UC Santa Barbara announced on Mar. 26 that it is leading a major initiative, the Big Bee Project, to modernize natural history collections through advanced imaging and data analysis. The project involves collaboration with 13 U.S. institutions and aims to create over one million high-resolution images of bee specimens along with annotated datasets of bee traits, supported by $3 million in funding from the National Science Foundation.
This effort is significant because it allows scientists to apply new research techniques such as artificial intelligence, big data analytics, and networked databases to physical specimens that have traditionally been difficult to study at scale. “How can we apply these techniques to natural history collections, especially when much of the intrinsic information a specimen has to offer is difficult to quantify?” asks Katja Seltmann, director of UC Santa Barbara’s Cheadle Center for Biodiversity & Ecological Restoration.
Seltmann’s team used machine learning, computer vision, and crowdsourcing methods in their research. For example, they uploaded detailed bee photos to the Notes From Nature database where more than 5,000 volunteers helped take body measurements for an annotated dataset. According to Seltmann’s group, volunteer input was comparable in quality to trained scientists’.
Another aspect of the project involved using computer vision and machine learning tools to analyze hair density and color across hundreds of bee species. This work led researchers to publish findings about how bees adapt their hair coverage in response to different climates and environmental changes. In partnership with engineering professor B.S. Manjunath at UC Santa Barbara—an expert in computer vision—the team also explored automating species identification through analysis of wing structure.

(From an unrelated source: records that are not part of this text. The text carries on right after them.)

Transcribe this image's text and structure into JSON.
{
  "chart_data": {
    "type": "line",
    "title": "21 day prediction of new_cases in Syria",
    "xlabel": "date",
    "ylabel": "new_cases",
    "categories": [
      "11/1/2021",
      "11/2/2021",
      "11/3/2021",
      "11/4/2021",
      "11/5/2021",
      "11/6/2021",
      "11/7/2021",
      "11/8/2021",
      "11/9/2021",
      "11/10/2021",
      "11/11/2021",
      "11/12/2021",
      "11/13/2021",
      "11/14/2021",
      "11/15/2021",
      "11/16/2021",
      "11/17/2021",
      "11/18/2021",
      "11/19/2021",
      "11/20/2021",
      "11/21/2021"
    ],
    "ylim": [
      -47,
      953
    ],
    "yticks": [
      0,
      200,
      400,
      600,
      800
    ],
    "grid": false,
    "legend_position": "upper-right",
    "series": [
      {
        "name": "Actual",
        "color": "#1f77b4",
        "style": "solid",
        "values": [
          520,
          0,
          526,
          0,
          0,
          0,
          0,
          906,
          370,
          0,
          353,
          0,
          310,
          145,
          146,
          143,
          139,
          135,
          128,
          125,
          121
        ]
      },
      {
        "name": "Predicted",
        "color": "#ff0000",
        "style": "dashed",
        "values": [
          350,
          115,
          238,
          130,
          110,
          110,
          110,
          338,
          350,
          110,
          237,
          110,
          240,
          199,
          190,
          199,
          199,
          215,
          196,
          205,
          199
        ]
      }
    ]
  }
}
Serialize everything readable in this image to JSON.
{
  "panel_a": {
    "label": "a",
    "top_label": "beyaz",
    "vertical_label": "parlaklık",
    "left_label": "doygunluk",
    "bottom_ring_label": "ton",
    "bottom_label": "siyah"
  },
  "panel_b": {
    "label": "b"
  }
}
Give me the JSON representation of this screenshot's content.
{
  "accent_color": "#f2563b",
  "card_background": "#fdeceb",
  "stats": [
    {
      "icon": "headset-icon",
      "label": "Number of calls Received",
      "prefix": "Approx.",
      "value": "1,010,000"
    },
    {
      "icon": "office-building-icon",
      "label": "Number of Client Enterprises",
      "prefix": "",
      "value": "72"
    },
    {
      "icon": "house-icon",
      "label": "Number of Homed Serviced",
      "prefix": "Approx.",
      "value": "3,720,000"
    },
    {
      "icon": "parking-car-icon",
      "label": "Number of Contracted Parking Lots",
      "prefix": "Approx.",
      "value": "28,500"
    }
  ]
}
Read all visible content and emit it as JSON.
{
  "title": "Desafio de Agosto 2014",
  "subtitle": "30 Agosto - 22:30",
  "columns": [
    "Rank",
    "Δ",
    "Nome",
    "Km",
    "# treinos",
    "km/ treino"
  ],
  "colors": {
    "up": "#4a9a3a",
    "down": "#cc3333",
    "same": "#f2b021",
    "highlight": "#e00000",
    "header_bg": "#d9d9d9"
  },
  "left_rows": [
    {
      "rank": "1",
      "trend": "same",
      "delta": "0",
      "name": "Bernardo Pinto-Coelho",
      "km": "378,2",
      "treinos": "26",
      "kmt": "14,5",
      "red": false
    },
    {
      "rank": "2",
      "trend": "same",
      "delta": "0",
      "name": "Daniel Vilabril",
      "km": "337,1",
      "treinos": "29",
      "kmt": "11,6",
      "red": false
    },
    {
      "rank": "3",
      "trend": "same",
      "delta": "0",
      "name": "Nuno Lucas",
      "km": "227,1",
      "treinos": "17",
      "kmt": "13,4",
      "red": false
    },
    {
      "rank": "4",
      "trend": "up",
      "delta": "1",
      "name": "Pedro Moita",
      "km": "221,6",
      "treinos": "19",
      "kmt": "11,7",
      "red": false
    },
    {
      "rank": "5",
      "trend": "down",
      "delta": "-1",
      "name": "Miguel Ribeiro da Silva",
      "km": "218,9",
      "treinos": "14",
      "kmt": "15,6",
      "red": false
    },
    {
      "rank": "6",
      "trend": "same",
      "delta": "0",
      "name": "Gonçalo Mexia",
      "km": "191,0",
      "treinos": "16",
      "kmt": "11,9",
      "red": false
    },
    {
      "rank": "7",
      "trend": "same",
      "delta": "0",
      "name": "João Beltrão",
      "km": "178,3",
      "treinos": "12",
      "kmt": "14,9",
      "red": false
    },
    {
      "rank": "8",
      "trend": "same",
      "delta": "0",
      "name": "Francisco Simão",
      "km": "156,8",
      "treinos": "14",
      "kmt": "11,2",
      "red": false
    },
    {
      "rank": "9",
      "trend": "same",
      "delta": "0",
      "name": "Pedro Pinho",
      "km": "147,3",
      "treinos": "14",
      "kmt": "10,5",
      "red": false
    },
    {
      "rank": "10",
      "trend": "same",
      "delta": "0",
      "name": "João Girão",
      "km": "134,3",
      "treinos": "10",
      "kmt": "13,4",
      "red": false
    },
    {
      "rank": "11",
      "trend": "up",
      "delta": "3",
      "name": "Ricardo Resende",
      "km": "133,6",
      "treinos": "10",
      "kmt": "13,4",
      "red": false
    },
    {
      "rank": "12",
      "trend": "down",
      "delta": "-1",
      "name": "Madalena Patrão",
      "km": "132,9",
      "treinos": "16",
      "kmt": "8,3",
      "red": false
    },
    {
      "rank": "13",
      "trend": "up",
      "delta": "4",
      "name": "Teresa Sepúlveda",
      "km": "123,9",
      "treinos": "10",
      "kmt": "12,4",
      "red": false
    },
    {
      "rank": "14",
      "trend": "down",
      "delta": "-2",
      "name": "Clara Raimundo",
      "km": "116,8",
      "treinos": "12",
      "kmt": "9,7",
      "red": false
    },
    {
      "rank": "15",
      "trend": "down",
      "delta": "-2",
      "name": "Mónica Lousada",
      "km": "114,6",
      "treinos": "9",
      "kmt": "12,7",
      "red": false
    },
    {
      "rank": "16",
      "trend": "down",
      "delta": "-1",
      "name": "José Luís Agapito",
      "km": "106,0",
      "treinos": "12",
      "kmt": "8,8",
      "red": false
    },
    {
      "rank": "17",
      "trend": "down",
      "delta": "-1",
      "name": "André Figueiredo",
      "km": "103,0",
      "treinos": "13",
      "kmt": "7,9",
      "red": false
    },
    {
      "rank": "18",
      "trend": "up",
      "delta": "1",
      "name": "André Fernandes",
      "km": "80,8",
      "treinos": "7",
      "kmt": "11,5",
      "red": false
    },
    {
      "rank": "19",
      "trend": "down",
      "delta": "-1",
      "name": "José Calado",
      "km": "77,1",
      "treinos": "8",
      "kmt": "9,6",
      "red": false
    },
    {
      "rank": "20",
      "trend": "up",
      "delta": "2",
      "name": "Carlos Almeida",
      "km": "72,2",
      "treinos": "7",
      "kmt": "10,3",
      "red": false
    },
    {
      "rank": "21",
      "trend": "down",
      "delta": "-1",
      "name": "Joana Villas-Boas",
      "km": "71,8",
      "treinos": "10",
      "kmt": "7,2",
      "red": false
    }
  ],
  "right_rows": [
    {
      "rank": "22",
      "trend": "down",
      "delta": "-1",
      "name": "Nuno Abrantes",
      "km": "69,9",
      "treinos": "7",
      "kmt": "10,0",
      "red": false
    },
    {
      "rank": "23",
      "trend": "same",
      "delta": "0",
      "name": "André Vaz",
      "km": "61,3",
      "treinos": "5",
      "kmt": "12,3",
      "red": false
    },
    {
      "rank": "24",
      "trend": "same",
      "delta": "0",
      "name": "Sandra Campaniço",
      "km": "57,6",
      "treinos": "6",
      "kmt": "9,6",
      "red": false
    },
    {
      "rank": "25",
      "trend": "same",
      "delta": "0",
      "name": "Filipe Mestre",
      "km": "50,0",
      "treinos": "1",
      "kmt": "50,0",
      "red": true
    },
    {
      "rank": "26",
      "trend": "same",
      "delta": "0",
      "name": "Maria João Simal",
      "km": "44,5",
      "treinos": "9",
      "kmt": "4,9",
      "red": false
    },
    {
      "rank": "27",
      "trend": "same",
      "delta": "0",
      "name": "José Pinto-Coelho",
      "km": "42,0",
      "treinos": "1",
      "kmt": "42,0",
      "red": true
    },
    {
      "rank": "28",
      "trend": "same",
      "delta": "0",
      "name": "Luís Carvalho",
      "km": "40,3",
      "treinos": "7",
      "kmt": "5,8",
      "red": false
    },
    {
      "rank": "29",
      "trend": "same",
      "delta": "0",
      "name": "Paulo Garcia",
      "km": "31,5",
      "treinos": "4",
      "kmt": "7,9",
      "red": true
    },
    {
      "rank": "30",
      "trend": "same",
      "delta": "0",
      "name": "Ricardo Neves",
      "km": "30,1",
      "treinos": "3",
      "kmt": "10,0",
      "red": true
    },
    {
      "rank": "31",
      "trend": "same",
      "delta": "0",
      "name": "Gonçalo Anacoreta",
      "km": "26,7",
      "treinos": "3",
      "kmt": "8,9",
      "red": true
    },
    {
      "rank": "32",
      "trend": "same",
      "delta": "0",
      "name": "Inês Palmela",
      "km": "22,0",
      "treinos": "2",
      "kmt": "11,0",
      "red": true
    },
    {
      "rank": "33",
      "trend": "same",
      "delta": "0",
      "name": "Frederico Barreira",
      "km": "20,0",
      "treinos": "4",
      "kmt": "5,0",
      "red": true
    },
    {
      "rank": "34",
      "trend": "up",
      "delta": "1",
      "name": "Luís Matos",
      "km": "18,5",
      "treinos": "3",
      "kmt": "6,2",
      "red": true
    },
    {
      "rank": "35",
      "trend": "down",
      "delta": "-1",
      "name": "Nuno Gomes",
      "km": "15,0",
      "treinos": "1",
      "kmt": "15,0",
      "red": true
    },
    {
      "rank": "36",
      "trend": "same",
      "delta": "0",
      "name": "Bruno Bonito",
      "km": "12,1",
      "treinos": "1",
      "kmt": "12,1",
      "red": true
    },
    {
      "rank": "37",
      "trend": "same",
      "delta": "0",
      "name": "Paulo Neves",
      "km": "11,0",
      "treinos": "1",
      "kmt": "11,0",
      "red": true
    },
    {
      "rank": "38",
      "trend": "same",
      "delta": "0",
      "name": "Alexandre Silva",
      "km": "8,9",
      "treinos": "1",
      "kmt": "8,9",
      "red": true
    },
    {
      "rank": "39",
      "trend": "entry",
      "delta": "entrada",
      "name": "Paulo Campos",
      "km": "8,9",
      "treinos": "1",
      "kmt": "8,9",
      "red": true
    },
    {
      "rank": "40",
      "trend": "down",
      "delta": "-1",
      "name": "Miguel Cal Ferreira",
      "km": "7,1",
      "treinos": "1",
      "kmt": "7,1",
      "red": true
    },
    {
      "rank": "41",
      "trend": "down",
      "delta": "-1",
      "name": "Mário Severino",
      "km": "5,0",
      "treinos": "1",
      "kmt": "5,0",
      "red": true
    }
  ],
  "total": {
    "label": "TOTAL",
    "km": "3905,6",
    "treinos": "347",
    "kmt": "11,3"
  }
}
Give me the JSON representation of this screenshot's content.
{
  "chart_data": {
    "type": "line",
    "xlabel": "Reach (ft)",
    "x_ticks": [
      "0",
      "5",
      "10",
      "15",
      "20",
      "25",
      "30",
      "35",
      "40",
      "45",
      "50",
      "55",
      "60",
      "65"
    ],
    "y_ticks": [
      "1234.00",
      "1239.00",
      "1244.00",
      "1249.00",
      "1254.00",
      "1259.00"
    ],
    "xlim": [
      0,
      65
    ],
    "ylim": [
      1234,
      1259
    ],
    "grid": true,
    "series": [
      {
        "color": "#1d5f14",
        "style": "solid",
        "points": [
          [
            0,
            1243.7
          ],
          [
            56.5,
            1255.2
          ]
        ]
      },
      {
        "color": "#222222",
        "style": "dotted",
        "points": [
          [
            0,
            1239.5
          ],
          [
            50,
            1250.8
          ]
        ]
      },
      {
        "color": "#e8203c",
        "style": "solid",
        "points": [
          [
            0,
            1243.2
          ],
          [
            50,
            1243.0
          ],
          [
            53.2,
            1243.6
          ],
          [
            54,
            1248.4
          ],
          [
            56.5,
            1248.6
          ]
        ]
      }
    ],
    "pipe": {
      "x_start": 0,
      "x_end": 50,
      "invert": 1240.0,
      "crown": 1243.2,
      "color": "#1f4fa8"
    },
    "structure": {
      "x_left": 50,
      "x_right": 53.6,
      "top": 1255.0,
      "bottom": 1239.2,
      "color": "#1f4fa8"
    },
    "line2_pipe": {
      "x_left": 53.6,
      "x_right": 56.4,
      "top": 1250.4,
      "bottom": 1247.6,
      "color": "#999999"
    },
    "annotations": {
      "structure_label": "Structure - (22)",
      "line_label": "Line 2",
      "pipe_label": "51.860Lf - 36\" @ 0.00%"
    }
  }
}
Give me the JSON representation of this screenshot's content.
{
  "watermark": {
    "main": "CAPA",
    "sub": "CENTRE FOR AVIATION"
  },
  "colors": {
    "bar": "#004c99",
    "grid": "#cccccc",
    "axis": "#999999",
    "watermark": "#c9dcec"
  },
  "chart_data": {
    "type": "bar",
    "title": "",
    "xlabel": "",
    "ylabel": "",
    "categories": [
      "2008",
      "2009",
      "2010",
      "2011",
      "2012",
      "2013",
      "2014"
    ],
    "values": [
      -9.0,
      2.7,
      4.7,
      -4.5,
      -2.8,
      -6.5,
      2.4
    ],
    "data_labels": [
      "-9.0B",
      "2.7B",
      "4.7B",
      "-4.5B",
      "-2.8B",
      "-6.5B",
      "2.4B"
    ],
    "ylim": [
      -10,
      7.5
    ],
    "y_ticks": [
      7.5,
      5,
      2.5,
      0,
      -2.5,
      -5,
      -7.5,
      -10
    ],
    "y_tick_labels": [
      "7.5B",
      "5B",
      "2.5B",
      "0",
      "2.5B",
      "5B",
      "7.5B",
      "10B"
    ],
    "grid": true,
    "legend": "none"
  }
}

Beyond entomology, the project piloted innovative methods for quantifying complex biological traits and established new standards for research using museum collections. “So scientists have really been pushing to turn these into quantitative things, like numbers, matrices and graphs,” Seltmann explained.
Manjunath highlighted further applications: “Storing images is a no-brainer,” he said regarding his lab’s BisQue platform which supports image storage and analysis in the cloud. His group continues developing tools such as integrating natural language processing into BisQue for easier scientist-software interaction.
While this phase of the Big Bee Project concludes soon, Seltmann plans ongoing work expanding access so researchers from various fields can use this growing resource: “We can ask brand new questions because it is now far easier than it ever was to pull patterns from specimens and turn those into things that we can analyze with statistics,” she said.